After nearly an hour of fumbling blindly beneath bushes, he’d finally found his scooter, by which point the fury of searching for it so long had commingled with the Alicia fury to create a sort of superfury.
Rex had channeled that into his scooting. He’d powered down street after street, this time with no clear destination, thinking only one thing: Work that scooter leg. If it had been up to snuff earlier, maybe they would have caught up to the van. Maybe Alicia would be with them right now. Rex wasn’t sure how long he’d rage-scooted, but by the time the sky started to turn purple, the first sunlight peering past the horizon, he knew he was exhausted. He’d gone home and fallen asleep seconds after his head hit the pillow.
“Do you think she’s gonna be okay?” Leif asked now, not looking up at Rex, who was sitting on the larger of the two rocks on the river island. Last year, they had established a conversational system in which the person sitting on the smaller rock could only ask questions, while the person on the larger rock could offer answers or original thoughts. It seemed cool at the time, but had since become a bit of an unnecessary hindrance to communication.
“Yeah, definitely,” Rex said, staring out across the river. “She’s Alicia. She’s unbreakable.”
“But what about the kids who…died?” Leif hadn’t wanted to think about, much less talk about, the three kids who had passed away at the school since it opened in the late seventies.
“Those were accidents,” Rex said. “Kids being where they shouldn’t. Freak mishaps. Alicia is the least accident-prone person I know. That’s the last thing we should worry about.”
Leif nodded, trying his best to let Rex’s certitude comfort him. It only half worked. “Okay, but even if she’s safe, how do we know she won’t…change?”

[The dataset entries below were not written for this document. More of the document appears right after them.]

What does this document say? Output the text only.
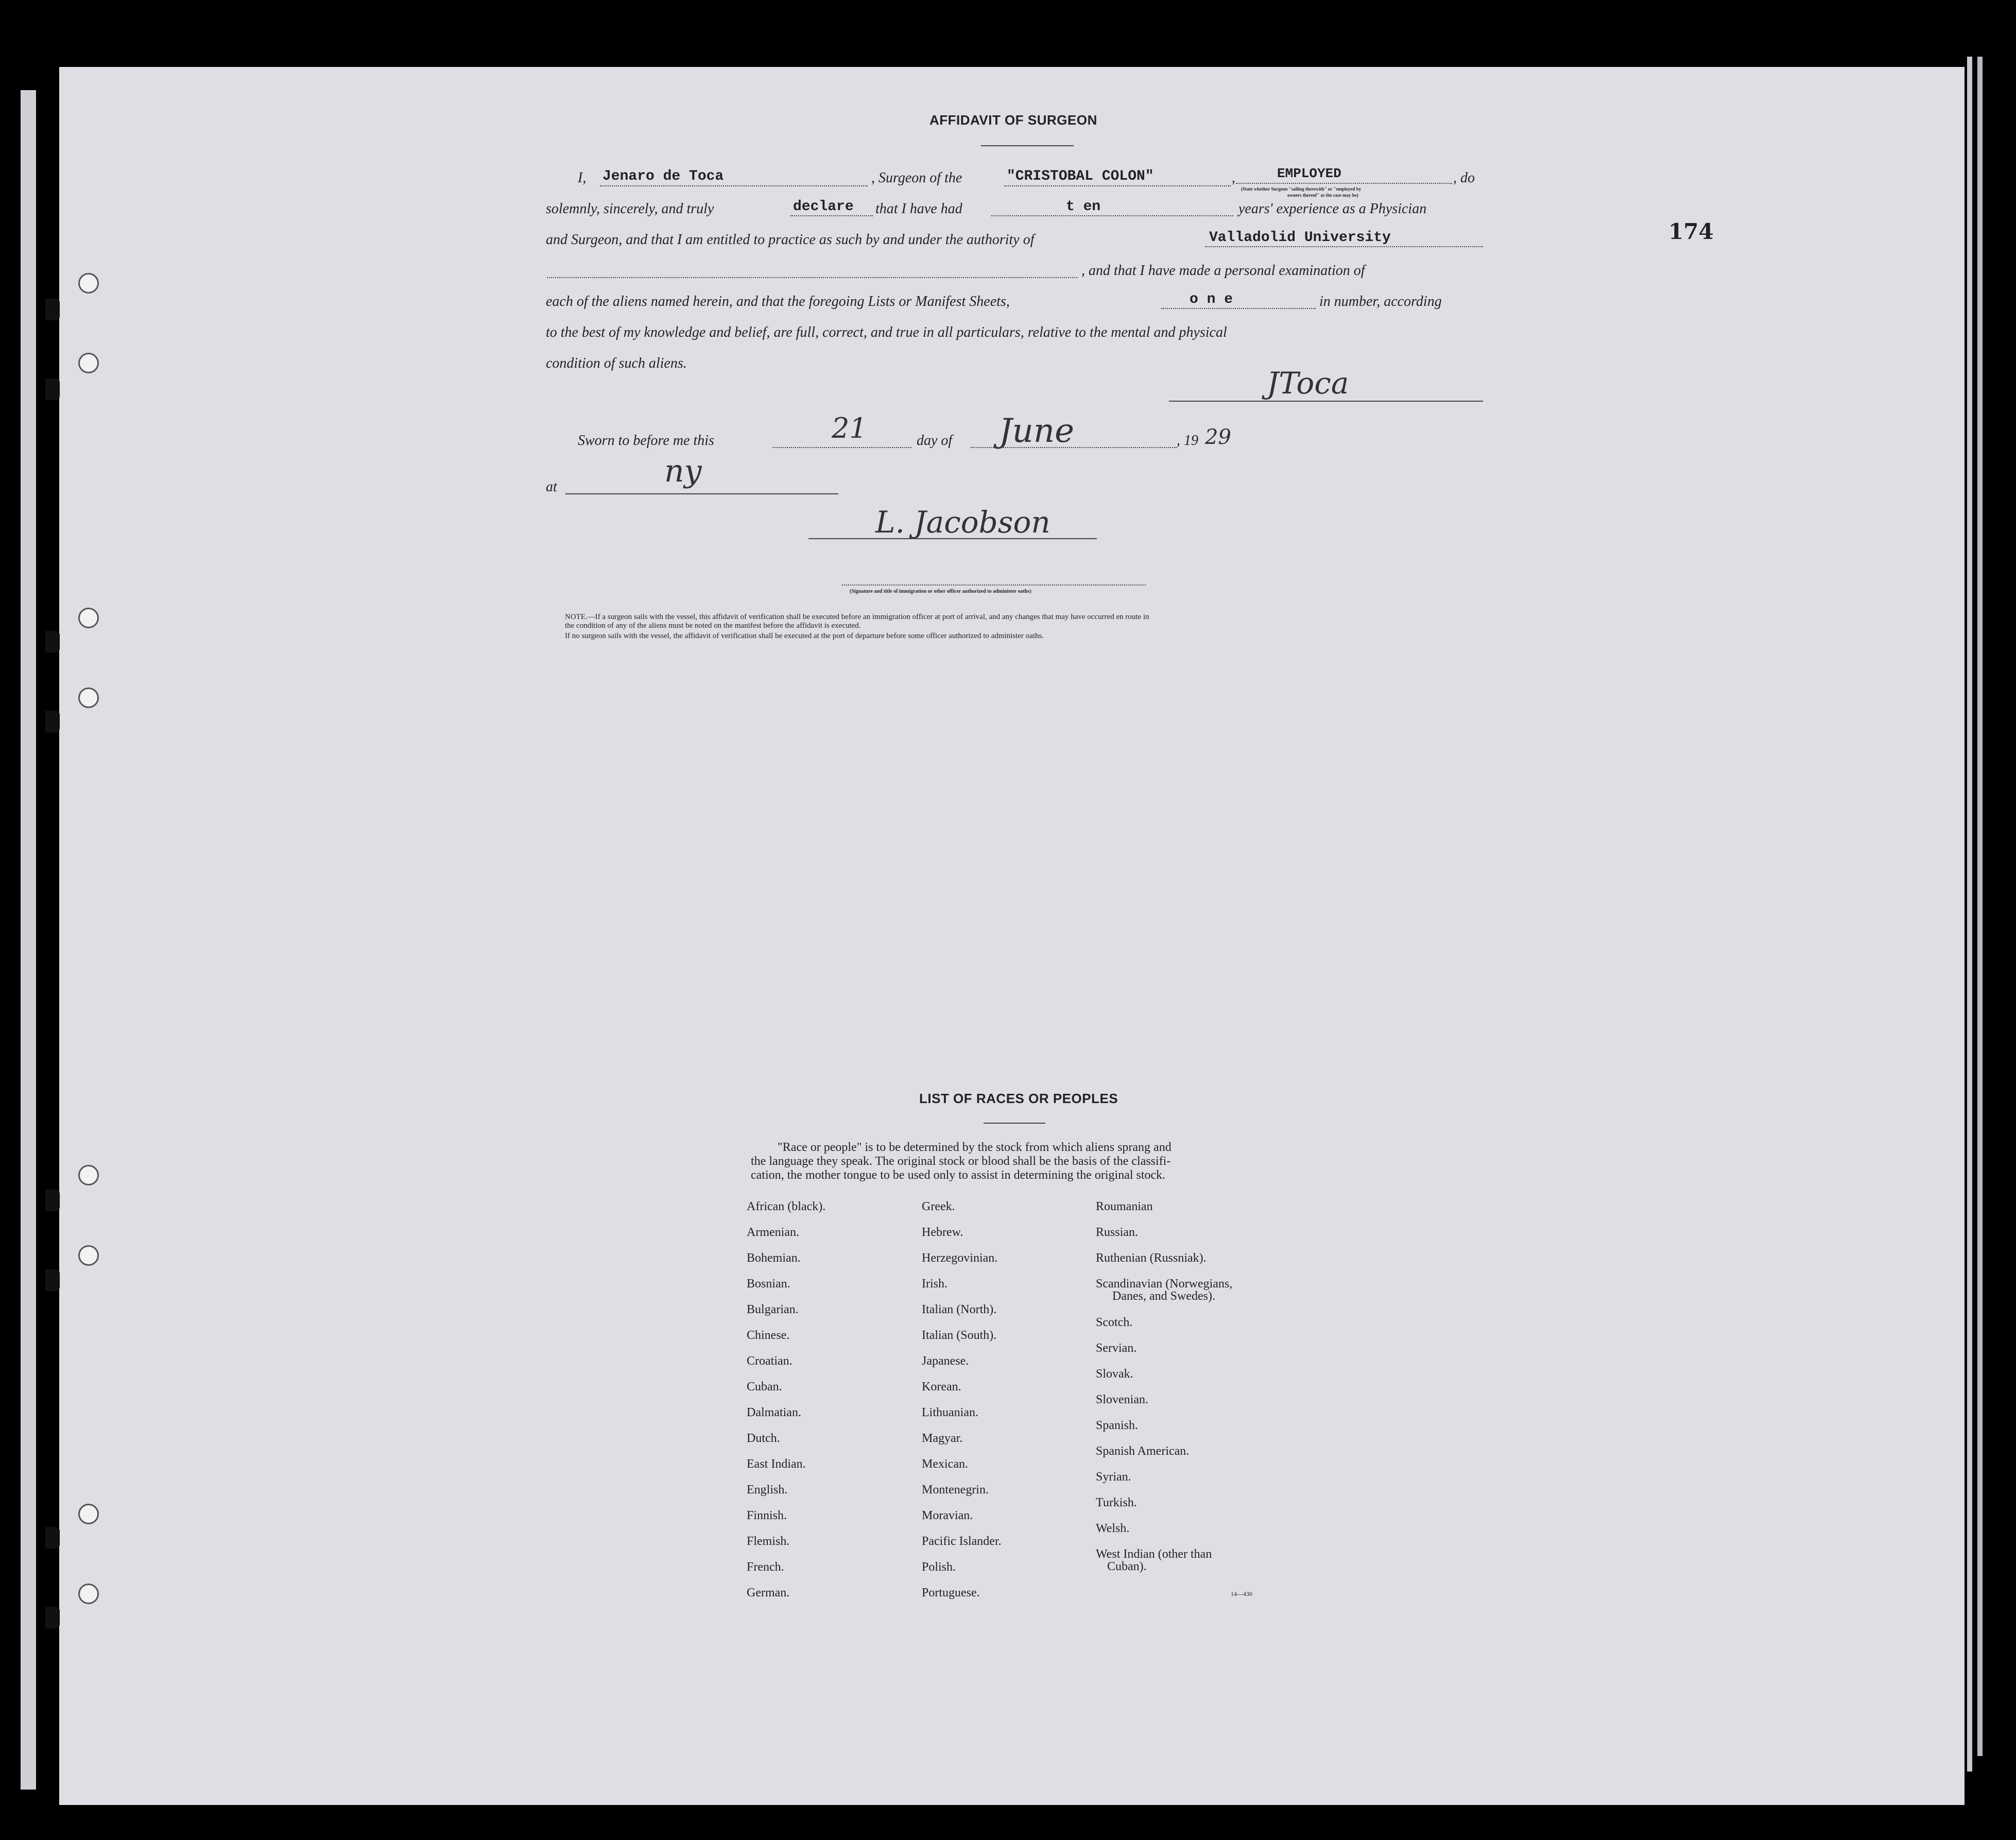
174
AFFIDAVIT OF SURGEON
I, Jenaro de Toca	, Surgeon of the	"CRISTOBAL COLON"	,	EMPLOYED
(State whether Surgeon "sailing therewith" or "employed by
owners thereof" as the case may be)
, do
solemnly, sincerely, and truly	declare that I have had	t en	years' experience as a Physician
and Surgeon, and that I am entitled to practice as such by and under the authority of	Valladolid University
, and that I have made a personal examination of
each of the aliens named herein, and that the foregoing Lists or Manifest Sheets,	o n e	in number, according
to the best of my knowledge and belief, are full, correct, and true in all particulars, relative to the mental and physical
condition of such aliens.
JToca
Sworn to before me this	21	day of June	, 19 29
at	ny
L. Jacobson
(Signature and title of immigration or other officer authorized to administer oaths)
NOTE.—If a surgeon sails with the vessel, this affidavit of verification shall be executed before an immigration officer at port of arrival, and any changes that may have occurred en route in
the condition of any of the aliens must be noted on the manifest before the affidavit is executed.
If no surgeon sails with the vessel, the affidavit of verification shall be executed at the port of departure before some officer authorized to administer oaths.
LIST OF RACES OR PEOPLES
"Race or people" is to be determined by the stock from which aliens sprang and
the language they speak. The original stock or blood shall be the basis of the classifi-
cation, the mother tongue to be used only to assist in determining the original stock.
African (black).
Armenian.
Bohemian.
Bosnian.
Bulgarian.
Chinese.
Croatian.
Cuban.
Dalmatian.
Dutch.
East Indian.
English.
Finnish.
Flemish.
French.
German.
Greek.
Hebrew.
Herzegovinian.
Irish.
Italian (North).
Italian (South).
Japanese.
Korean.
Lithuanian.
Magyar.
Mexican.
Montenegrin.
Moravian.
Pacific Islander.
Polish.
Portuguese.
Roumanian
Russian.
Ruthenian (Russniak).
Scandinavian (Norwegians,
Danes, and Swedes).
Scotch.
Servian.
Slovak.
Slovenian.
Spanish.
Spanish American.
Syrian.
Turkish.
Welsh.
West Indian (other than
Cuban).
14—430
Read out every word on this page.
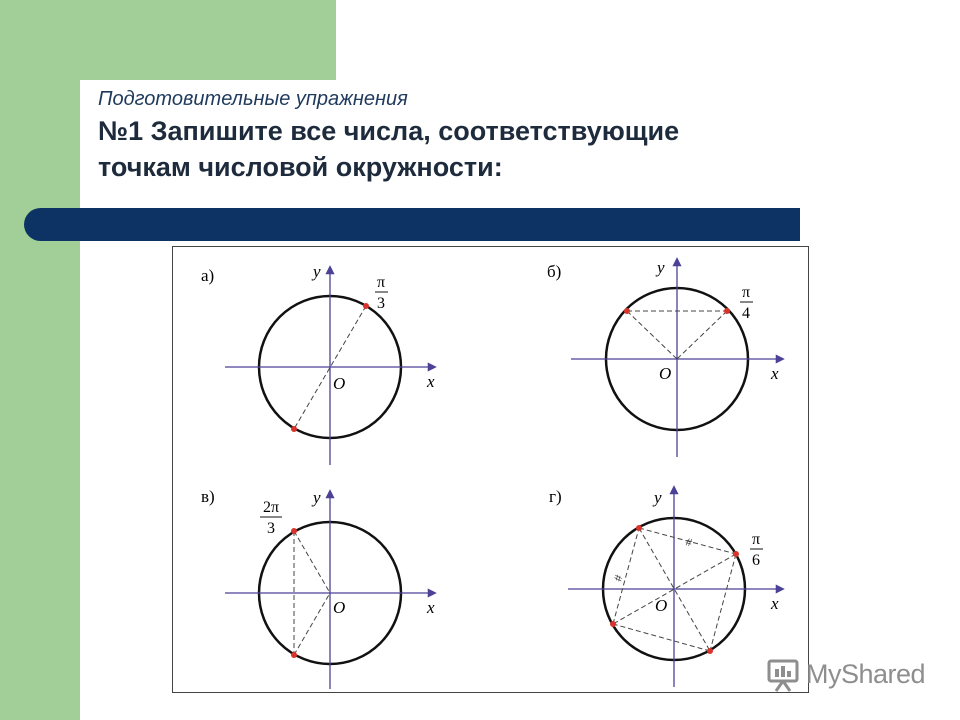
Подготовительные упражнения
№1 Запишите все числа, соответствующие
точкам числовой окружности:
а)	y
x
O
π
3
б)	y
x
O
π
4
в)	y
x
O
2π
3
г)
#
#
y
x
O
π
6
MyShared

The Whitewood School was known to be very intense and very effective in its reform mission, but there were conflicting reports about what actually happened inside. What Leif and Rex both knew well, though, was that pretty much every single kid who had gone there had come back…altered. Tommy Dowd had been sent to Whitewood in fifth grade when, during career day at Bleak Creek Elementary, he’d snuck into Anna Coleman’s dad’s police cruiser—which Officer Coleman had been proudly showing off to the kids—and blasted a cassette of N.W.A.’s “Fuck tha Police ” on the car speakers. When Tommy came back four months later, he was no longer listening to N.W.A., but he also never really did anything else interesting. Two years ago, Katie McQueen had been taken to Whitewood after calling her mother a bitch in front of several customers at Loretta’s Beauty Salon. It didn’t matter that her mother was widely known to fit that description perfectly; Katie went away for an eight-month stint at Whitewood. After getting out, she always respected her mother, but the once-gutsy girl was now just compliant.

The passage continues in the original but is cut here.